This appendix is not a substitute for legal advice. Law changes through court decisions and legislation; this reference reflects the state of law as of early 2026. For any specific legal situation, consult a qualified attorney.
A note on the structure of US surveillance law: the United States lacks a comprehensive federal privacy law applicable to all contexts. Instead, privacy and surveillance law derives from multiple sources — constitutional doctrine, federal statutes, state statutes, and common law — that together create a complex and incomplete framework with significant gaps.
Section 1: US Constitutional Framework
The Fourth Amendment
Text: "The right of the people to be secure in their persons, houses, papers, and effects, against unreasonable searches and seizures, shall not be violated, and no Warrants shall issue, but upon probable cause, supported by Oath or affirmation, and particularly describing the place to be searched, and the persons or things to be seized."
What It Does: The Fourth Amendment protects against unreasonable government searches and seizures. It applies to government actors (law enforcement, government agencies) and generally does not apply to private actors (corporations, private employers).
Key Doctrines:
Reasonable Expectation of Privacy (REP): Derived from Justice Harlan's concurrence in Katz v. United States (1967), the REP test asks whether: (1) the individual subjectively expected privacy in the object of the search, and (2) society recognizes that expectation as reasonable. The REP test replaced the older property-based trespass doctrine that limited Fourth Amendment protection to physical intrusions.
Third-Party Doctrine: Information voluntarily shared with third parties loses Fourth Amendment protection. Derived from United States v. Miller (1976) (bank records) and Smith v. Maryland (1979) (phone numbers dialed). The third-party doctrine has vast implications for digital privacy: most digital communications are mediated by third parties (ISPs, cloud services, social media platforms) and thus technically lack Fourth Amendment protection under this doctrine. Partially retreated from in Carpenter v. United States (2018).
Particularity Requirement: Warrants must particularly describe the place to be searched and things to be seized. General warrants — authorizing search of everything — are prohibited. This requirement creates tension with digital searches: a warrant for all files on a seized computer is technically general, yet courts have generally authorized such searches.
Exclusionary Rule: Evidence obtained through unconstitutional searches is generally inadmissible ("fruit of the poisonous tree"). This is the enforcement mechanism for Fourth Amendment rights.
Key Cases:
Katz v.
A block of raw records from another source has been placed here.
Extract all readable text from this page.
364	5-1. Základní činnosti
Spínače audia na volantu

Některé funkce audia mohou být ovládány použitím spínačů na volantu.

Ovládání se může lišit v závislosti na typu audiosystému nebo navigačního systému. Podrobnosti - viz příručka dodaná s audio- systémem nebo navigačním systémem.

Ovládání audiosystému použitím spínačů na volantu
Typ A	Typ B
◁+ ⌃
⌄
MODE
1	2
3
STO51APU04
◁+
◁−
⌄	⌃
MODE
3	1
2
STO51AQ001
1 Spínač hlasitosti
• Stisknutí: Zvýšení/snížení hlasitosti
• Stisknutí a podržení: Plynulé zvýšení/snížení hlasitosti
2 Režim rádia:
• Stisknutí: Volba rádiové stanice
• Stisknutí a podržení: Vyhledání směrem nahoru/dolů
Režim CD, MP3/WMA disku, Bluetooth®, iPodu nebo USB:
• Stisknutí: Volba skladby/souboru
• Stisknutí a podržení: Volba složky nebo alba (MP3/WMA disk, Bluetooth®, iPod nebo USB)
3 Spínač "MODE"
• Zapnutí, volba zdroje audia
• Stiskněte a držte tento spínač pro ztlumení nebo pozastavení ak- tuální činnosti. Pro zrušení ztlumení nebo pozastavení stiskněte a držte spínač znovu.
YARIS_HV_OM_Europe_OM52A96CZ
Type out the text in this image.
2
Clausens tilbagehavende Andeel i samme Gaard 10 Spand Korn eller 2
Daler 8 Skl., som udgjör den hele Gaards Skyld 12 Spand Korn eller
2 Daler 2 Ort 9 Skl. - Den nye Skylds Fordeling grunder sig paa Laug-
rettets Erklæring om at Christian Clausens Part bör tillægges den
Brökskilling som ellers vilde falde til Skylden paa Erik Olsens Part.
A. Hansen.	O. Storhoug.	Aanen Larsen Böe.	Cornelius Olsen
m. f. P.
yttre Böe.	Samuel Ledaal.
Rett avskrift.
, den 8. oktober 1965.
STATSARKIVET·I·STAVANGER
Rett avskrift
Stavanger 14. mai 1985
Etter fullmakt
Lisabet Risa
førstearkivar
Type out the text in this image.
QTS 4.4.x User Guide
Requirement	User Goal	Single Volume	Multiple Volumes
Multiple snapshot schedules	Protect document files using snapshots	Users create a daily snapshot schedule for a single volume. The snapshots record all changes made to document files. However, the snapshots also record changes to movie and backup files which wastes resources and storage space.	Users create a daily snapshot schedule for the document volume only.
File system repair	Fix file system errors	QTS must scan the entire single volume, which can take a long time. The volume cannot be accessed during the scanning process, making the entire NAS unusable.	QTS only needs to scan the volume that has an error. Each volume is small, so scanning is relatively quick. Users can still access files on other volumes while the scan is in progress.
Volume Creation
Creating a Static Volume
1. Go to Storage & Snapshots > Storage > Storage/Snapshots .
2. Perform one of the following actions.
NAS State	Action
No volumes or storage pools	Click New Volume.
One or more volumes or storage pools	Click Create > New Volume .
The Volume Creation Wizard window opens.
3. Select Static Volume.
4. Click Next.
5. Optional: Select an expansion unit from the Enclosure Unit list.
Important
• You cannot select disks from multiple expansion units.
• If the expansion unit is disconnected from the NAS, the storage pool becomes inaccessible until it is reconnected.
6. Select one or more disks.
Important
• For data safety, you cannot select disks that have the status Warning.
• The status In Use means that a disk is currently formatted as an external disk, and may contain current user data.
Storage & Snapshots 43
United States (1967): Government installed listening device in a public phone booth without a warrant. Court held this violated the Fourth Amendment; established that "the Fourth Amendment protects people, not places." Justice Harlan's concurrence introduced the "reasonable expectation of privacy" standard.
Smith v. Maryland (1979): Police obtained records of phone numbers dialed by a suspect from the telephone company without a warrant. Court held no Fourth Amendment violation; the third-party doctrine's application to phone records. This case's logic has been applied to internet communications.
Riley v. California (2014): Police searched arrested individuals' smartphones incident to arrest without warrants. Unanimous Court held this violated the Fourth Amendment; digital phones are not like wallets or briefcases — they contain "the privacies of life." Riley established meaningful Fourth Amendment protection for smartphone content.
Carpenter v. United States (2018): Government obtained seven days of cell-site location information (CSLI) from a cell carrier without a warrant. 5-4 Court held this violated the Fourth Amendment. CSLI is comprehensive, retrospective, and passively generated — the third-party doctrine applies "with less force" to this data. First significant limitation of the third-party doctrine for digital data.
United States v. Jones (2012): Police attached a GPS tracker to a suspect's car without a warrant for 28 days. Unanimous Court held this a Fourth Amendment violation (as a physical trespass). Concurrences by Justices Alito and Sotomayor addressed the mosaic theory of surveillance — that prolonged aggregate surveillance creates constitutional questions even absent trespass.
The First Amendment and Surveillance
The First Amendment protects freedom of speech, association, and religion. Its relevance to surveillance operates primarily through the chilling effect doctrine: government surveillance that discourages the exercise of First Amendment rights constitutes a First Amendment violation even without direct punishment for speech.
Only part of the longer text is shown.